It is a "link and comment" day here on the Back Stretch.....
Found this video on Facebook this morning showing a crash that first tears one Late Model in half and then goes to another that catches on fire after getting hung up on the infield barrier. Yes, the accident is spectacular and thankfully nobody was injued, but as you watch the first minute and forty seconds of the video see if you think the same thing that I do. Many people feel that online videos help a race track by providing exposure and encouraging future attendance by those who see it. As you watch these Late Models race single file around the bottom of a narrow rubbered-up surface are you thinking "now there's some action that I just have to see in person"?
Next we step away from racing for a moment for a story that supports how I feel about "the need" to make everything public in an instant. I am not a huge supporter of Kirk Ferentz as a coach as I feel that the style of play in college football has evolved and he is still years behind that evolution, but I do respect his character and his values. And I definitely agree that those interviews where they grab the coach either going into, or coming out of the locker room at halftime are a complete waste of time. Kudos as well to author Mike Hlas who closes out the story with the perfect ending: "Football games are already reality shows. ripe with successes, failures, agony and ecstasy. Leave the phony nonsense for the “Real” Housewives."
With Brady Smith announcing his retirement from dirt Late Model racing this week right on the heels of Brian Birkhofer doing the same, there are some folks who want to see this as just the beginning of a mass exodus from the sport. In both cases the cost of racing is given as a major reason for the decision, but with each there were some other major factors that played a role as well. I don't know who 'huskerdirt' is, but I do find him to be a voice of reason on the forum and he makes some really good points in this thread.
We all know that the cost of racing has gone up, but when that assertion is followed by "and we are still racing for the same purses that we had thirty years ago" that's where you lose me. Thirty years ago guys weren't towing their cars to the track in quarter of a million dollar rigs with no markings on the outside that would give anybody any indication that this was a race car heading to a race track that is racing tonight. Thirty years ago we didn't split up seventy drivers from the area into five or six divisions leaving each with only enough cars to run one or two meaningless heat races and a feature that doesn't come close to having a full field. No, back then those seventy drivers were across two or at most three divisions so that meant that every race meant something. You had to qualify out of your heat or a B-Main to make a twenty or twenty-four car feature field and those "purses" were actually less in total than they are today because you were only paying two or three feature winners. Nobody was getting $250 to top a seven car field of "entry level" cars that only family members would pay to see. And finally, in part due to some of these things that I just mentioned, thirty years ago two thousand people would happily spend their money to come to the races every Saturday night to watch.....the races!

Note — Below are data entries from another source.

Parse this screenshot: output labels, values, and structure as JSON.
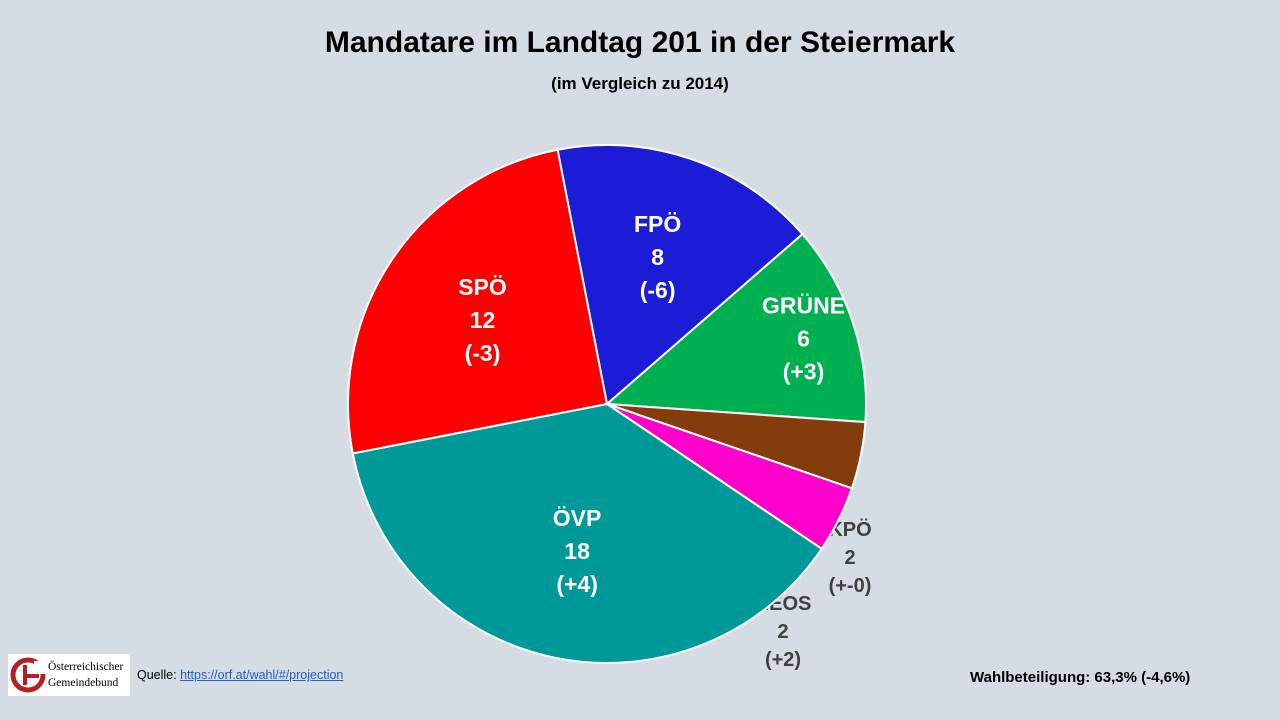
{
  "header": {
    "title": "Mandatare im Landtag 201 in der Steiermark",
    "subtitle": "(im Vergleich zu 2014)"
  },
  "chart_data": {
    "type": "pie",
    "title": "Mandatare im Landtag 201 in der Steiermark",
    "subtitle": "(im Vergleich zu 2014)",
    "slices": [
      {
        "label": "FPÖ",
        "value": 8,
        "change": "(-6)",
        "color": "#1c1cd6",
        "label_color": "#ffffff"
      },
      {
        "label": "GRÜNE",
        "value": 6,
        "change": "(+3)",
        "color": "#00b050",
        "label_color": "#ffffff"
      },
      {
        "label": "KPÖ",
        "value": 2,
        "change": "(+-0)",
        "color": "#843c0c",
        "label_color": "#404040"
      },
      {
        "label": "NEOS",
        "value": 2,
        "change": "(+2)",
        "color": "#ff00cc",
        "label_color": "#404040"
      },
      {
        "label": "ÖVP",
        "value": 18,
        "change": "(+4)",
        "color": "#009999",
        "label_color": "#ffffff"
      },
      {
        "label": "SPÖ",
        "value": 12,
        "change": "(-3)",
        "color": "#ff0000",
        "label_color": "#ffffff"
      }
    ]
  },
  "footer": {
    "logo_line1": "Österreichischer",
    "logo_line2": "Gemeindebund",
    "source_label": "Quelle:",
    "source_link": "https://orf.at/wahl/#/projection",
    "turnout": "Wahlbeteiligung: 63,3% (-4,6%)"
  }
}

If drivers want to race for better purses than those before them did thirty years ago perhaps they should quit pissing and moaning about their local track on Facebook and Twitter and instead start pumping the place up. More butts in the stands produces more revenue for the track and in turn higher purses for the drivers. Is it really that hard to understand?
Two great shows coming up here in my neck of the woods this weekend with the rescheduled Liberty 100 at West Liberty and the Fall Extravaganza at the Lee County Speedway in Donnellson. With different formats at each of these two day shows, if I am able to go Friday night it will be to Donnellson and if my race night is Saturday night then I will head to West Liberty. Who knows, maybe I will get to do both!
Still some racing to be had on the schedule, get out and enjoy one!